In his first encyclical, Francis recognizes the need for the "continual reformation" of the Church and acknowledges "the struggle to correct those flaws introduced by her members which her own self-examination, mirroring her exemplar, Christ, points out to her and condemns." This reformation does not reduce faith to a self-centred encounter with Christ, nor is it a preoccupation with disputed questions — usually regarding sexuality, morality or restorationism — with solutions of discipline and outdated manners and beliefs. Rather it is "...a missionary impulse...channelled for the evangelization of today's world rather than for her self-preservation."

According to the Catholic News, Pope Francis also warned against a functionalism that "reduces the reality of the Church to the structure of a nongovernmental organization." The Church, then, is run like any other organization.

Clericalism is "one of the greatest evils" in the Church. Francis speaks of it often and has prayed: "Lord, free your people from a spirit of clericalism and aid them with a spirit of prophecy." He situates power and authority, even his own, in the Gospel, recognizing that "certainly Jesus Christ conferred power upon Peter, but what sort of power was it?

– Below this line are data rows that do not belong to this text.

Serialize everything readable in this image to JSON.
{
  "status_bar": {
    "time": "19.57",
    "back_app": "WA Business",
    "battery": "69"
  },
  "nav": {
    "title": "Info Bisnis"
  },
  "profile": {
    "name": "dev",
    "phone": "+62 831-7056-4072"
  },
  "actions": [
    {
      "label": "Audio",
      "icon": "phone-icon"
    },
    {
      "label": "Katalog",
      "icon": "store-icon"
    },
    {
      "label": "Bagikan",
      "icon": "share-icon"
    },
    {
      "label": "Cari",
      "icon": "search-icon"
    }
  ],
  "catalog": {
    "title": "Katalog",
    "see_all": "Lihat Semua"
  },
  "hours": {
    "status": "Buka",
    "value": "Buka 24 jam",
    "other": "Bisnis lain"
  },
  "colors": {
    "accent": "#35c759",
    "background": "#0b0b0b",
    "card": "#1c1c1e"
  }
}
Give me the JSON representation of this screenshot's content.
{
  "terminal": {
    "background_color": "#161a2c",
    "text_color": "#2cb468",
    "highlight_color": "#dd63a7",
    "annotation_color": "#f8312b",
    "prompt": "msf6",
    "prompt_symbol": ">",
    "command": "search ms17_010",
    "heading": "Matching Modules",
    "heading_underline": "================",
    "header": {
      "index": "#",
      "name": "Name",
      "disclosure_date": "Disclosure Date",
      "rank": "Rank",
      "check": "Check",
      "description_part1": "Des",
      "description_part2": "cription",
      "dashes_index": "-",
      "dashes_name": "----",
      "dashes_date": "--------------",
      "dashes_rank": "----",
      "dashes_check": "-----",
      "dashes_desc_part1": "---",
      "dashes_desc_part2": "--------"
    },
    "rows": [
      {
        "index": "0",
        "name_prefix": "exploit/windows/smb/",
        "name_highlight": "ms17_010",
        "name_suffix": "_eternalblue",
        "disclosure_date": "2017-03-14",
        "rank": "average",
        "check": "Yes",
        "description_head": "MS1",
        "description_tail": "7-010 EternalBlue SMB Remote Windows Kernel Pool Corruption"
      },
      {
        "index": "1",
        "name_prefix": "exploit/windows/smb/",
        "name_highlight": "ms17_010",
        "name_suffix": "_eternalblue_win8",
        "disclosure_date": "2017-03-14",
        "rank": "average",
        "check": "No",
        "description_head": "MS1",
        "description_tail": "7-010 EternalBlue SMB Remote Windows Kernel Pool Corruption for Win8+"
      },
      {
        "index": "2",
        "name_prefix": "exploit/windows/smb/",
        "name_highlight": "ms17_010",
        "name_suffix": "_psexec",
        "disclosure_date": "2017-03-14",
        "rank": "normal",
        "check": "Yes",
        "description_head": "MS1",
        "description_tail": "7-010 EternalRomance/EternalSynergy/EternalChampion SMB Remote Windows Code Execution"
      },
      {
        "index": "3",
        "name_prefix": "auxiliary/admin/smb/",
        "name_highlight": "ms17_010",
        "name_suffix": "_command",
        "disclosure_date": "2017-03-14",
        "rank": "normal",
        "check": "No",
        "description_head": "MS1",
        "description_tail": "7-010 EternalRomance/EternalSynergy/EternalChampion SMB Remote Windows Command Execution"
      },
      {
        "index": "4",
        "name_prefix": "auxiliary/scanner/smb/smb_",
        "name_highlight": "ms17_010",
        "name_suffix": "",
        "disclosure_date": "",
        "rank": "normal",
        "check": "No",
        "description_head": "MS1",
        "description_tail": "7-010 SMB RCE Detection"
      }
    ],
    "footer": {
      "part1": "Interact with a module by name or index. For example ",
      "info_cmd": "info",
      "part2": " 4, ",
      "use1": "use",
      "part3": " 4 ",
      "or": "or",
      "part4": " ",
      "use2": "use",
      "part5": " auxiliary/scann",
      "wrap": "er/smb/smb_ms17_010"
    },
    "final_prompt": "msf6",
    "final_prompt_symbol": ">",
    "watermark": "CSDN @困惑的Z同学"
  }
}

Authentic power is service, and...the Pope too, when exercising power, must enter ever more fully into that service...."

He calls bishops to "must be pastors, close to people, fathers and brothers, and gentle, patient and merciful...men who do not think and behave like princes." He recognizes that:

"There is a problem: the temptation to clericalism. We priests tend to clericalize the laity. We do not realize it, but it is as if we infect them with our own thing. And the laity — not all but many — ask us on their knees to clericalize them, because it is more comfortable to be an altar boy than the protagonist of a lay path...."

He challenges bishops to provide "real opportunities for lay people to participate in pastoral consultation, organization and planning.... Do we support them and accompany them, overcoming the temptation to manipulate them or infantilize them?"

And he will be challenged by replies to his consultation for the Synod on the Family.

All of this gives promise of a new vision of power and relationships. Expectations are high, but these changes in style and focus have not yet resulted in many tangible results in the area of clergy sexual abuse. Responses to questions regarding clergy abuse in a March 5, 2014, interview in Corriere dellaSerra, a year into his pontificate, sound most un-like the Francis we have come to know. He seems to be reading from an old text.

Francis has said that "great changes in history were realized when reality was seen not from the centre but rather from the periphery." He comes from the periphery of the Americas not the Vatican centre; his Church is not about self-preservation but missionary discipleship, and his vision is focused on mercy, especially for those on the margins. Now he is the centre, the pressures on this man to return to the centre must be enormous.

Pope Francis must act now and link his insights regarding clericalism to the abuse of power and trust at the heart of the crisis. He must overcome the denial and secrecy; refuse to allow the Church to act for reputation and preservation, hiding behind legal technicalities, and respond with truth and accountability. The credibility of followers of Jesus demands it; the healing of the Church requires it.